Best Way to Store Tick-by-Tick Stock Data in HDF5
The Problem (OP asks)
I'm storing stock tick-by-tick data—what’s the best structure in HDF5 to handle this efficiently and flexibly?
Perspective from H5CPP (Steven Varga, May 19, 2018)
If you’re working with high-frequency time series (HFT-style), H5CPP is tailor-made for event-based datasets. It plays well with std::vector<>
of your POD structs and most linear algebra stacks (e.g., Armadillo).

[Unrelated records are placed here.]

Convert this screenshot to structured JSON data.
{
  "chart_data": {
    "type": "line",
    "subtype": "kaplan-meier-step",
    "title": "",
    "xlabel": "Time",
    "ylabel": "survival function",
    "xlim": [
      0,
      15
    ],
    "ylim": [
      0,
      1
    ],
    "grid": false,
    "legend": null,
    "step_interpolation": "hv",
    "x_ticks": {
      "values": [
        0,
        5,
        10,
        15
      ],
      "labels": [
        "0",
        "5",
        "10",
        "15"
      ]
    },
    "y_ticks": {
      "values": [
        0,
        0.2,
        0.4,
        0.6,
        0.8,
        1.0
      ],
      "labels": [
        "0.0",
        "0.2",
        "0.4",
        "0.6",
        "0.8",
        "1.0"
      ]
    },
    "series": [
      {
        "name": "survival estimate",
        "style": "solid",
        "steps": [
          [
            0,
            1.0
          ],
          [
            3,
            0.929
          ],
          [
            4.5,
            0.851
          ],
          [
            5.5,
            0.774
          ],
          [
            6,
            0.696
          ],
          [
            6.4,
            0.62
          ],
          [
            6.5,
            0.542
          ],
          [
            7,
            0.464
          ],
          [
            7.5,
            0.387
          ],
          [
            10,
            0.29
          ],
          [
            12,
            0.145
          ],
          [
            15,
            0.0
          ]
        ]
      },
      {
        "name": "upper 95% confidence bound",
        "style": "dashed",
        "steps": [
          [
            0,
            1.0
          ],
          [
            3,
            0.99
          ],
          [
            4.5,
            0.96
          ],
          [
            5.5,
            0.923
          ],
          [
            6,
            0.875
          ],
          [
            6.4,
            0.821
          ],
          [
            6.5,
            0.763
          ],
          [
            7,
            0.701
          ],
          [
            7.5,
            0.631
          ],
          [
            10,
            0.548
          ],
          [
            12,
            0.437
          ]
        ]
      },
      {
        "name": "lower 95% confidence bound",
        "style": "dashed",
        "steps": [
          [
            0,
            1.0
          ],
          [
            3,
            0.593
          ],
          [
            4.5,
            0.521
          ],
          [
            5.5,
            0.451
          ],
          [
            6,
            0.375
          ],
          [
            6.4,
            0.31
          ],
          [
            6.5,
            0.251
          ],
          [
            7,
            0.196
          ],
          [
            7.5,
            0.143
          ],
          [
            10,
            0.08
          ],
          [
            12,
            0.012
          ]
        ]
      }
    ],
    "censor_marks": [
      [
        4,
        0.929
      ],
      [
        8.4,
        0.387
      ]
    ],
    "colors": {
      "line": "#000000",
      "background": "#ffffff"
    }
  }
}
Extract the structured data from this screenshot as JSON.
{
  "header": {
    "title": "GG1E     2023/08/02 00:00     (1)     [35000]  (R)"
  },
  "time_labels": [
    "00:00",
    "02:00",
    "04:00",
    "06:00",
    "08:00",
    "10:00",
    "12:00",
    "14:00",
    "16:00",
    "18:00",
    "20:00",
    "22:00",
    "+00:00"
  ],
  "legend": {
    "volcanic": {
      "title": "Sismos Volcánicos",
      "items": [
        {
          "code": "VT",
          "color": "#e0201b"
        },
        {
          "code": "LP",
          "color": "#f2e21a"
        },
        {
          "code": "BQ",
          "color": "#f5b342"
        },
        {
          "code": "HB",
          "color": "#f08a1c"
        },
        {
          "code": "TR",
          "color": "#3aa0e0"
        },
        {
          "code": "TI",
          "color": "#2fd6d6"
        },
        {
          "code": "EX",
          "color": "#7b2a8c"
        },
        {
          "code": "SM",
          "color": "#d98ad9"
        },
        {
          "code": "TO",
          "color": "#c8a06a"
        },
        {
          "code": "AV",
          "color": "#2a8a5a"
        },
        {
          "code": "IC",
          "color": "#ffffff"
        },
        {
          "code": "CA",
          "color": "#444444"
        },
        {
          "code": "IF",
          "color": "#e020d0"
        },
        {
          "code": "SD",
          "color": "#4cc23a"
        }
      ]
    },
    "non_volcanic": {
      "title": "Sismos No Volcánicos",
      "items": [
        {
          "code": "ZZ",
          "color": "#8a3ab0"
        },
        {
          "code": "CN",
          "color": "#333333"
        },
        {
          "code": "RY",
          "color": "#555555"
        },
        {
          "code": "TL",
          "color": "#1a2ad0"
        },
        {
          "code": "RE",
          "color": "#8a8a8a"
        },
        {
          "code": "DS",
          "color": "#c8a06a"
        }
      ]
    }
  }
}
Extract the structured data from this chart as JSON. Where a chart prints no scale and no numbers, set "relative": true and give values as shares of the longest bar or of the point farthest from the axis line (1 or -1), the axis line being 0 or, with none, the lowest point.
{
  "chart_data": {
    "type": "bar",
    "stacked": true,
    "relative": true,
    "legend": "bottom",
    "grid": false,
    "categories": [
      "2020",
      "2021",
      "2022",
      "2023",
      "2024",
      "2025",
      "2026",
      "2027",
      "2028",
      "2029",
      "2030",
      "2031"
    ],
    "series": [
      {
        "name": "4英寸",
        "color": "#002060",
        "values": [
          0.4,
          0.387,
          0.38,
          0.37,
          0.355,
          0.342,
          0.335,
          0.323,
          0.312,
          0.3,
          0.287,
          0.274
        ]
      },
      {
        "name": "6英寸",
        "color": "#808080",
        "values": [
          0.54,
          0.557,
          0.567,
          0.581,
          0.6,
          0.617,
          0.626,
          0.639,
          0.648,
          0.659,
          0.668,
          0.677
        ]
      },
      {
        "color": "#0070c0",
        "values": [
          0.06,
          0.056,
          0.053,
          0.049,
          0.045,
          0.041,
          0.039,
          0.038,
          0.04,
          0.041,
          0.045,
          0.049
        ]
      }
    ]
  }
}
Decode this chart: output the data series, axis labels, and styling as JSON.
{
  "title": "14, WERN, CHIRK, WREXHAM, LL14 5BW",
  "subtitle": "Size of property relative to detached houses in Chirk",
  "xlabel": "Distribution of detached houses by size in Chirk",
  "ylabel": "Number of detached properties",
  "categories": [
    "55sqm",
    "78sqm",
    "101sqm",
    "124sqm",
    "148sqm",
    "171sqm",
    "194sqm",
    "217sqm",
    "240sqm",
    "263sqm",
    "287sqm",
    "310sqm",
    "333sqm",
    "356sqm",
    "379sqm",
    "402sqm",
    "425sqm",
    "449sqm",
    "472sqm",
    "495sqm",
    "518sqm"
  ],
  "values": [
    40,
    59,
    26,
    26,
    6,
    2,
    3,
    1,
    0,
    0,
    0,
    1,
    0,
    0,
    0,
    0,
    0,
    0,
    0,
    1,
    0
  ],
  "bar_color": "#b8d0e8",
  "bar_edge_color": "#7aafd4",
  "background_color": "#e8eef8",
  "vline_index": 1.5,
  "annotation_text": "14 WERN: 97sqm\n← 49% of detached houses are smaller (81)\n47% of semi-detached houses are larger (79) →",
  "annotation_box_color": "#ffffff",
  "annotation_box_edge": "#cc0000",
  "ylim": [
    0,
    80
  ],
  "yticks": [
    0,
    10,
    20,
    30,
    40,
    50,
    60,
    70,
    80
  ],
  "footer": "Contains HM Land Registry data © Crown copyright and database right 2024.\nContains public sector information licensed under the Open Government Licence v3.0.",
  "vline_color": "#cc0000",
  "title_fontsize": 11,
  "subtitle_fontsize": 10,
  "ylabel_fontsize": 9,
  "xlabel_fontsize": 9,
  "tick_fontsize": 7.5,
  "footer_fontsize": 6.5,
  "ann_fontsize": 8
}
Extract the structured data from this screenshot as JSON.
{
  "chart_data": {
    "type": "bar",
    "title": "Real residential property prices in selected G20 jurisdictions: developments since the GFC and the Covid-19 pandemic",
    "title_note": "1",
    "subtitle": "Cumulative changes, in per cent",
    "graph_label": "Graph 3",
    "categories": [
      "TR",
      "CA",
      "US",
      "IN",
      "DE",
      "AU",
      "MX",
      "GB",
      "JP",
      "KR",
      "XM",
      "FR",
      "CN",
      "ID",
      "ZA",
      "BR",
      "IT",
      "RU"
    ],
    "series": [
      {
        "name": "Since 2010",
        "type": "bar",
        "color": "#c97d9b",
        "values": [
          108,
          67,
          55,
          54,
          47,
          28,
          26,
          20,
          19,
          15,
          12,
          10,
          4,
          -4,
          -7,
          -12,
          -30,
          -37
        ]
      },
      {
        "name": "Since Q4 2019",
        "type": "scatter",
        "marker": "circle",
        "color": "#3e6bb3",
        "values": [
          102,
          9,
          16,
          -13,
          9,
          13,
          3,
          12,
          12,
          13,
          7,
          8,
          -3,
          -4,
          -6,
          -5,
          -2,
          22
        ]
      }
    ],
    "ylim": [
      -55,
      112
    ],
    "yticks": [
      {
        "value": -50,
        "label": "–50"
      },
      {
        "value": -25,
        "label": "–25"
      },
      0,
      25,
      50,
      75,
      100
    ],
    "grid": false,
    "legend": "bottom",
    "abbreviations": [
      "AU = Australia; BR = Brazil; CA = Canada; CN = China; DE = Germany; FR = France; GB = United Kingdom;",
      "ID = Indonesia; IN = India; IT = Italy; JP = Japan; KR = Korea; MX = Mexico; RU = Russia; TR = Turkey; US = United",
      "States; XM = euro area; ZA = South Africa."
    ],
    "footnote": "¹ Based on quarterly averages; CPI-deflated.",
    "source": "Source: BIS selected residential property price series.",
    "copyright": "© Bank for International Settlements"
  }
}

Two Design Patterns to Consider
Extendable Multi-Dimensional Cube
You can model your tick data as an extendable cube (or even higher dimensions), then slice what you need:
Armadillo can pull in cubes directly. H5CPP supports partial read/write, so you can map arbitrary hyperslabs into:
arma::cube
(3D)arma::mat
(2D)std::vector<YourPOD>
(1D)
This gives you powerful flexibility if you want to access time-instrument windows efficiently. A single multi-dimensional dataset can model all your data—but its harder to manage day boundaries or rolling windows.
So instead, keep things simple:
- Use one daily stream for your high-frequency irregular time series (IRTS)—packed as a 1D sequence.
- Use daily matrices for regular time series (RTS) when appropriate.
- Then stitch these together using a circular buffer to model your clock window (e.g., last N days).
That gives you clean separation for day-level operations, easy rolling windows across days, and better control inside your streaming logic.
Avoid Tables for Tick Data
HDF5 tables (i.e., compound heterogeneous datasets) are cumbersome:
- Hard to use in linear algebra contexts
- Not easily mapped to vectors or matrices
- Often less performant for numerical processing
Stick with floats or doubles in a numeric dataset, and keep your tick schema POD-friendly.
Summary of Approaches
Pattern | Use Case | H5CPP-Enabled Benefits |
---|---|---|
Extendable Cube | Multi-dimensional, flexible slicing | Easy high-D slicing, integrates with arma/Stl |
Daily Stream + Circular | Day-partitioned, rolling windows | Simpler structure, rolling window stitching |
HDF5 Tables (compound) | Rich schema, less focus on math | Clunky for numeric analysis, avoid if possible |
TL;DR
H5CPP shines for stock tick data. Model your data as:
- A hybrid of daily streams and rolling buffers, or
- A flexible extendable cube if you want high-D slices.
Either way, avoid compound table datasets for numeric speed and maintain clean interop with your analysis stacks.